Vedere la sorella era stato fonte di incredibile entusiasmo in lui, ringraziava Gabriele per l'opportunità che gli stava dando. Gli pareva molto invecchiata, stanca e triste. Non era così che se l'era immaginata per tutti quegli anni, sperava che i suoi fratelli sarebbero cresciuti bene e invece nulla era andato come desiderava.
Prätda era rimasto senza Scelta, Wëskø era ancora più solo, Terseo era divenuto paranoico e Styrkur pareva determinato ad ucciderlo. Per alcuni aspetti si poteva dire che Seth non fosse mai realmente cresciuto, per questo possedeva ancora un animo da bambino.
Avrebbe voluto risolvere tutto, fare tutti felici e riabbracciarsi con i fratelli.
"Non è stata colpa mia, ho provato a fermarlo." Seth si era messo a piagnucolare, sperando che la sorella gli avrebbe creduto. Ed era stato così; Vardande si era seduta a terra e aveva annuito, piangendo.
"Lo so, amore. Sapevo che non saresti mai stato capace di simili atrocità. Avrei dovuto proteggerti, è tutta colpa mia se ora ti trovi in queste condizioni." La donna si era piegata su se stessa, piangendo lacrime che sapevano di senso di colpa.
"Non è stata colpa tua, non potevi fare nulla." Desiderava abbracciarla e rassicurarla, non era affatto colpa sua ma di quei bastardi che l'avevano rapito.
Per un attimo a Vårdande era parso di vedere la figura di Seth, ma era subito sparita. Al suo fianco si era invece palesato Gabriele con espressione confusa in volto.
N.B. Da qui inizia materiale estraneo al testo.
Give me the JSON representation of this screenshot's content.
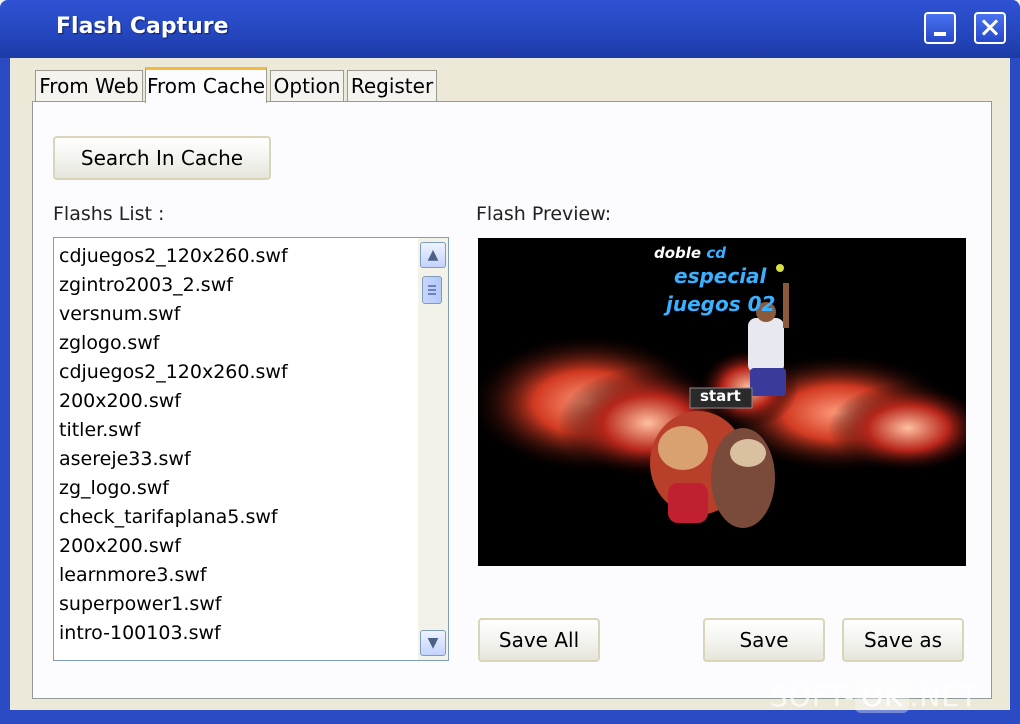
{
  "window": {
    "title": "Flash Capture"
  },
  "tabs": [
    {
      "label": "From Web",
      "active": false
    },
    {
      "label": "From Cache",
      "active": true
    },
    {
      "label": "Option",
      "active": false
    },
    {
      "label": "Register",
      "active": false
    }
  ],
  "buttons": {
    "search_cache": "Search In Cache",
    "save_all": "Save All",
    "save": "Save",
    "save_as": "Save as"
  },
  "labels": {
    "flash_list": "Flashs List :",
    "flash_preview": "Flash Preview:"
  },
  "flash_list": [
    "cdjuegos2_120x260.swf",
    "zgintro2003_2.swf",
    "versnum.swf",
    "zglogo.swf",
    "cdjuegos2_120x260.swf",
    "200x200.swf",
    "titler.swf",
    "asereje33.swf",
    "zg_logo.swf",
    "check_tarifaplana5.swf",
    "200x200.swf",
    "learnmore3.swf",
    "superpower1.swf",
    "intro-100103.swf"
  ],
  "preview": {
    "line1a": "doble",
    "line1b": "cd",
    "line2": "especial",
    "line3": "juegos 02",
    "start": "start"
  },
  "watermark": {
    "left": "SOFT-",
    "ok": "OK",
    "right": ".NET"
  },
  "colors": {
    "titlebar": "#2446bd",
    "tab_highlight": "#f4b93a",
    "panel": "#fcfcfe"
  }
}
Per qualche secondo aveva perso il controllo del suo corpo e la cosa non gli piaceva affatto.
"Il tempo della riunione di famiglia è terminato, andiamo." Senza ascoltare le proteste di Vårdande l'aveva afferrata per le spalle, catapultandola di nuovo nella realtà.
Quando aveva aperto gli occhi di Gabriele non vi era più traccia, ad impregnare l'aria vi era l'odore acre dei capelli dell'uomo.
Seth era riuscito a prendere il controllo.